In November last year the High Court issued a reminder as to the need for clarity in drafting tenancy agreements.

This was particularly timely as property owners respond to the ongoing lessons from Grenfell and consider the recent legislative changes, in which we see the Government seeming to seek to improve standards in rented properties.

Access for repairs has been the focus for most landlords in the past but improvement works are coming more to the fore as landlords consider such matters as fire safety, energy efficiency, HMO licensing and most recently the Homes (Fitness for Human Habitation) Act both as part of their routine management, as tenancies and licenses expire, and renewals are sought.

In – Network Homes Ltd v Harlow (2018) EWHC 3120 – Henry Carr J reviewed a decision in which HHJ Luba QC had ruled that the terms of the tenancy agreement did not give Network Homes permission to undertake improvement work to the property.

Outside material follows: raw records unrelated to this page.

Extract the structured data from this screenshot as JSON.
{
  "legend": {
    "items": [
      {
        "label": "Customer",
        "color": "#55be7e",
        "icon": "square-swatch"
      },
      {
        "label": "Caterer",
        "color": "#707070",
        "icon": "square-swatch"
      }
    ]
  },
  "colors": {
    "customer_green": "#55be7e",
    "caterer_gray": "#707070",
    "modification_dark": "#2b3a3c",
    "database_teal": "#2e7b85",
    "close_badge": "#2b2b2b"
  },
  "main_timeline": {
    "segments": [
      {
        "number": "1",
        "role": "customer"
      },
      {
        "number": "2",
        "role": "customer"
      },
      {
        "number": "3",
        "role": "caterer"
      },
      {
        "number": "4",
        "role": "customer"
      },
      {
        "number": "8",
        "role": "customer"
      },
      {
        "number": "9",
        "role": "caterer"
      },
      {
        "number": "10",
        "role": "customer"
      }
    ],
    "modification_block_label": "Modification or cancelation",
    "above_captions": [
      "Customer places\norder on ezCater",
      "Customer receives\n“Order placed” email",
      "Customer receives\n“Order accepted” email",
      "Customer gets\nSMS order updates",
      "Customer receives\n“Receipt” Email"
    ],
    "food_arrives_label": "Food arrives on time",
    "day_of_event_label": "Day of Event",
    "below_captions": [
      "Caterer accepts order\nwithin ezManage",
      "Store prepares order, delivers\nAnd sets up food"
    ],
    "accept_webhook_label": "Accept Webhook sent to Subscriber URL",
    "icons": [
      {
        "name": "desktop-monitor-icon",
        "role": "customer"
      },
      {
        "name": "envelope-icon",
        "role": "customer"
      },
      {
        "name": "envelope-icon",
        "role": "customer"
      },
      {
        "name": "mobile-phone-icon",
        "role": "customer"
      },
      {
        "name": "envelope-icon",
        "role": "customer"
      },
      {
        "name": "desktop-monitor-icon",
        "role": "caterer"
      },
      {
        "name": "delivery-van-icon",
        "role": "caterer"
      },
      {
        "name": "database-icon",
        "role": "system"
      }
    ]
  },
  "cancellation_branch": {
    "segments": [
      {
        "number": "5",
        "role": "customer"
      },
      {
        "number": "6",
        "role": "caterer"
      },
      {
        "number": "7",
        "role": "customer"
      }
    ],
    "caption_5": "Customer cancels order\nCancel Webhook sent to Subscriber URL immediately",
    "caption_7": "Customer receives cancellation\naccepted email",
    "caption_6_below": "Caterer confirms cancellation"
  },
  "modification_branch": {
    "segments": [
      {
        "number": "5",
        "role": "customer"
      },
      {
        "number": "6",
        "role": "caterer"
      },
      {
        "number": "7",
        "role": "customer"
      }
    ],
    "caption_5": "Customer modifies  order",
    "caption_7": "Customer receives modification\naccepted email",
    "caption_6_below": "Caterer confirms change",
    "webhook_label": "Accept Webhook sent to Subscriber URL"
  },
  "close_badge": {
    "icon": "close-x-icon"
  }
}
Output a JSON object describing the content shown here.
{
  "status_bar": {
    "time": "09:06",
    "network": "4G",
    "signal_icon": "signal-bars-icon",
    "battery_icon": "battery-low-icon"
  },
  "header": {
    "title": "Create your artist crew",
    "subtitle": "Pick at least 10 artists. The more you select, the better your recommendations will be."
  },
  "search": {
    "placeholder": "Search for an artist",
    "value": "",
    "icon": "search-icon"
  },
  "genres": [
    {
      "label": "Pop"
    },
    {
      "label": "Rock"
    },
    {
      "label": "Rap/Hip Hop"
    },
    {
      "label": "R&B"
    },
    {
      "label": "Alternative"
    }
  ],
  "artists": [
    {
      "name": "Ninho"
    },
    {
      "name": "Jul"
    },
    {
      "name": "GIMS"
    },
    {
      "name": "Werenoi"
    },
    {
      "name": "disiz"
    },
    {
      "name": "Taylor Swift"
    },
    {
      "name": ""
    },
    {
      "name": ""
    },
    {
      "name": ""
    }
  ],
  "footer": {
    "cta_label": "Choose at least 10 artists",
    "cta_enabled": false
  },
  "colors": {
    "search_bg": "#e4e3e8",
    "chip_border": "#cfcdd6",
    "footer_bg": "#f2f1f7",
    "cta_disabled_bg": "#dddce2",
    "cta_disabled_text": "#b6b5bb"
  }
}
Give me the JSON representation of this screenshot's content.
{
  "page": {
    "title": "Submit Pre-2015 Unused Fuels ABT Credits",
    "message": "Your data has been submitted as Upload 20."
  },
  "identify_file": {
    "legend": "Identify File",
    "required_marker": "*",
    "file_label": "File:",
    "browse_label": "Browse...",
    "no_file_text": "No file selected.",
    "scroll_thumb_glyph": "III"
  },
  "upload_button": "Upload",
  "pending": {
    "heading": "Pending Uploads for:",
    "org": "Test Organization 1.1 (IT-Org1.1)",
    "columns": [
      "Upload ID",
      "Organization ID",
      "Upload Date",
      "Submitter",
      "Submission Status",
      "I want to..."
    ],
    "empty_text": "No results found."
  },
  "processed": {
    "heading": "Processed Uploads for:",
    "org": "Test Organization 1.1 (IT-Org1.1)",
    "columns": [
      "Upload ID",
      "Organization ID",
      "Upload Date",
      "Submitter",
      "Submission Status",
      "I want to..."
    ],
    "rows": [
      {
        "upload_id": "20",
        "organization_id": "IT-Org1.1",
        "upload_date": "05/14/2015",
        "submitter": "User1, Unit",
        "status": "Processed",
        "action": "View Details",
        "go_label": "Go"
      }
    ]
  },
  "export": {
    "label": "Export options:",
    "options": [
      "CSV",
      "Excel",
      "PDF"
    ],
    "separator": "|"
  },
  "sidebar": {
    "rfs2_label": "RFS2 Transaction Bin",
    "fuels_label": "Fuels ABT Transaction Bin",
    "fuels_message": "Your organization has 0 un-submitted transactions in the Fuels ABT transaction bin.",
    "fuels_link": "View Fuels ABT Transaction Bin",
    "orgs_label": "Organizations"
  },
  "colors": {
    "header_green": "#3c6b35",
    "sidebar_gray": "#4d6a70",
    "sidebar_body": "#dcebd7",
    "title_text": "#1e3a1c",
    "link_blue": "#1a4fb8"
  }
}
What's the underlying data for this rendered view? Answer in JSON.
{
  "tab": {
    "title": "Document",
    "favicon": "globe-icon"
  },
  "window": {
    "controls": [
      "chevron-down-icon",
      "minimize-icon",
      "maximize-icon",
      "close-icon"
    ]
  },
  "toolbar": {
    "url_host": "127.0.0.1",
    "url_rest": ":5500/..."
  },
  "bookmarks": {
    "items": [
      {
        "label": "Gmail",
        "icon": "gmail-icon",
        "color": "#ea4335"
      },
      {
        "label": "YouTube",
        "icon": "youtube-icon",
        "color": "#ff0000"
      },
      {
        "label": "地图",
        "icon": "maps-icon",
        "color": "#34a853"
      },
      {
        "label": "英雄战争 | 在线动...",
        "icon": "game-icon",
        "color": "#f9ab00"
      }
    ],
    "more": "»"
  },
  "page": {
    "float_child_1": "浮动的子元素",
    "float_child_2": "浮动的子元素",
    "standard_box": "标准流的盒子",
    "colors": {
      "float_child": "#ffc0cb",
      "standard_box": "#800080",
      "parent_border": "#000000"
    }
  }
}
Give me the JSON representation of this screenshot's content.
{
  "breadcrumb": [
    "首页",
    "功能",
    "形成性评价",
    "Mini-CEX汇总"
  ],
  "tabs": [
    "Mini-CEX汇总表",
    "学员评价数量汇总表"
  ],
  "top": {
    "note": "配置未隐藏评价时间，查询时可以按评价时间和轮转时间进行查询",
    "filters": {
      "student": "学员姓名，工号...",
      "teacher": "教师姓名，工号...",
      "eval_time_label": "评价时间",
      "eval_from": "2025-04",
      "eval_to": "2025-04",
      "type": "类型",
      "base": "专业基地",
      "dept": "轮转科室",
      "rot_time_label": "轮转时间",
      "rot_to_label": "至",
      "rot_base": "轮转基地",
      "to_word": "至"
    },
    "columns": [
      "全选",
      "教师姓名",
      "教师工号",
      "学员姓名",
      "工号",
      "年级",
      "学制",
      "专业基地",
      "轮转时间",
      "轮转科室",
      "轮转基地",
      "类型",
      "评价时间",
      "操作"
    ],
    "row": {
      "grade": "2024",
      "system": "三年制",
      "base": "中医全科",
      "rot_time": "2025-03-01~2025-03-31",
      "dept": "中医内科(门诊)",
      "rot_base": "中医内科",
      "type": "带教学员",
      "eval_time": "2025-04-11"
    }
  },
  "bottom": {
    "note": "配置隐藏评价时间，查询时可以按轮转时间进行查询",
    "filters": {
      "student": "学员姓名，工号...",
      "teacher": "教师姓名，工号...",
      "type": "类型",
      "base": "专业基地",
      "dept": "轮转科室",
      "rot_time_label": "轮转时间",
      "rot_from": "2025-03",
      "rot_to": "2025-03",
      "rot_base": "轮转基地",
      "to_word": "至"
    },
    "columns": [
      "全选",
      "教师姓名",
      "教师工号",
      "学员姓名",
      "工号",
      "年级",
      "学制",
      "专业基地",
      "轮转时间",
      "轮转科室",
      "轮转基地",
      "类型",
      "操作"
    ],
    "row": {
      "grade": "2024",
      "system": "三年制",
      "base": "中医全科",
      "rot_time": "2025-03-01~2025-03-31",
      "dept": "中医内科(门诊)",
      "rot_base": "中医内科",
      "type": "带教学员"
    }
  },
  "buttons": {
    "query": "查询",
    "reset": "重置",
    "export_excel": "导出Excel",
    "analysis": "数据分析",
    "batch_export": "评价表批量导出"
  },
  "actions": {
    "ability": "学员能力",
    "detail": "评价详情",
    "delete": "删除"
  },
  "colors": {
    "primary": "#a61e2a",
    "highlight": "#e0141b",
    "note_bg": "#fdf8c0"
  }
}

Briefly: Network Homes (a charity providing social housing) had wanted to install new fire doors to its flats as a result of a fire safety inspection. They applied for an injunction to permit the works after Mr Harlow had refused access.

The clause in dispute provided access for essential maintenance, inspection and repair. The second sentence stated that such works included treatment programs for pest eradication, improvement work and access to repossess.

Henry Carr J, despite criticising the poor drafting of the clause, overturned the first decision, finding (amongst other things) that the court could more easily depart from the normal meaning of the words when a document is poorly drafted.  (Author’s note: As an aside, this shouldn’t be taken as justifying poor drafting!)

As a result, the landlord was able to undertake the work, despite, or perhaps because of, poor drafting in the tenancy agreement. That said, it came after a lengthy period of delay and the not insubstantial costs involved in two court hearings. Such delay and costs could be avoided by clearly drafted agreements.

There are circumstances where work needs to be undertaken with tenants in situ, for example, ahead of a licence renewal, further, there may be benefits to undertaking works in this way as it can minimise the void period between tenancies.  It is therefore essential to carefully review the agreement, perhaps obtaining specialist advice on the particular circumstances, before scheduling works.

It is also an opportune time to review tenancy agreements, indeed all the tenancy related documentation, to ensure that they are compliant with all the changes we have seen in the last year and as far as one can, future proofing with a view to legislation soon to come into force.